第332章 君不知(三十三)(1 / 2)
第二下。第三下。
小孩也撑不住了,喊了出来。声音不大,但很尖,像是什么东西被撕裂了,从喉咙最深处挤出来的那种声音,带着一种让人听了就忍不住想别过脸去的尖锐。
“冤枉——我们不是土匪——真的不是——”
第四下。第五下。
“爷爷——爷爷——救我——”
爷爷躺在旁边,一动不动。
第六下。
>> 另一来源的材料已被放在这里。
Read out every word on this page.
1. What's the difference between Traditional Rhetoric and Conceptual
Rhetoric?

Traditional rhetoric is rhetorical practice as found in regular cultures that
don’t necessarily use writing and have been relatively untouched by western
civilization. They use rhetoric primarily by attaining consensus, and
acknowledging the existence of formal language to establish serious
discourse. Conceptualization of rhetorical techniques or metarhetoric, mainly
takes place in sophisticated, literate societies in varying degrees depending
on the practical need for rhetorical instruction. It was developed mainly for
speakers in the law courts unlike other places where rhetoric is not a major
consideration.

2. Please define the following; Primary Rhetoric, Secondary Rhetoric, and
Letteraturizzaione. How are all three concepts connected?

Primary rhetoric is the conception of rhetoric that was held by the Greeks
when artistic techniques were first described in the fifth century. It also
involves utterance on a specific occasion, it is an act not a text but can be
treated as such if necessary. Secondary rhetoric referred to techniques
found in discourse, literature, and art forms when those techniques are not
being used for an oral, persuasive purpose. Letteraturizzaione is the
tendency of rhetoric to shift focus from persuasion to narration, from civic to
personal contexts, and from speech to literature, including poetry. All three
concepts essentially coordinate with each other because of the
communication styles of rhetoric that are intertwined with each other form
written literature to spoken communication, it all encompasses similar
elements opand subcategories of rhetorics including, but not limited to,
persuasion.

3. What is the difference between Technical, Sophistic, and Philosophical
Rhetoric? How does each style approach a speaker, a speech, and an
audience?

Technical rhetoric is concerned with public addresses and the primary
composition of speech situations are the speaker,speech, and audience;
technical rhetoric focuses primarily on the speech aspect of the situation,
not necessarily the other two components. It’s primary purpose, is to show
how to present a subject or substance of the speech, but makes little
小孩已经跪不住了,整个人往前趴着,额头抵在地上,身体随着荆条的击打一下一下地抽搐,嘴里还在喊,但声音越来越小,字越来越碎,连不成句子了,只剩下一些破碎的音节,一个一个地从他嘴里蹦出来。
堂外的百姓又在议论了。
“这孩子嘴还挺硬。”
“打都打了,还喊冤枉。”
“小孩子不懂事,大人教什么他就说什么,说不定真是被冤枉的……”
“你懂什么,供词都画了押,还能是假的?”
“那倒也是。”
李信跪在那里,看着小孩被打,脸上的表情已经不能用“痛苦”来形容了。那种表情比他自己的痛苦更深,更复杂——是一种眼睁睁看着、什么都做不了的绝望。他的嘴张了好几次,每一次都想说什么,但每一次都被自己咽了回去。他知道说什么都没有用,苏京不会因为他的求情就停手,就像刚才他求了,苏京也没有停一样。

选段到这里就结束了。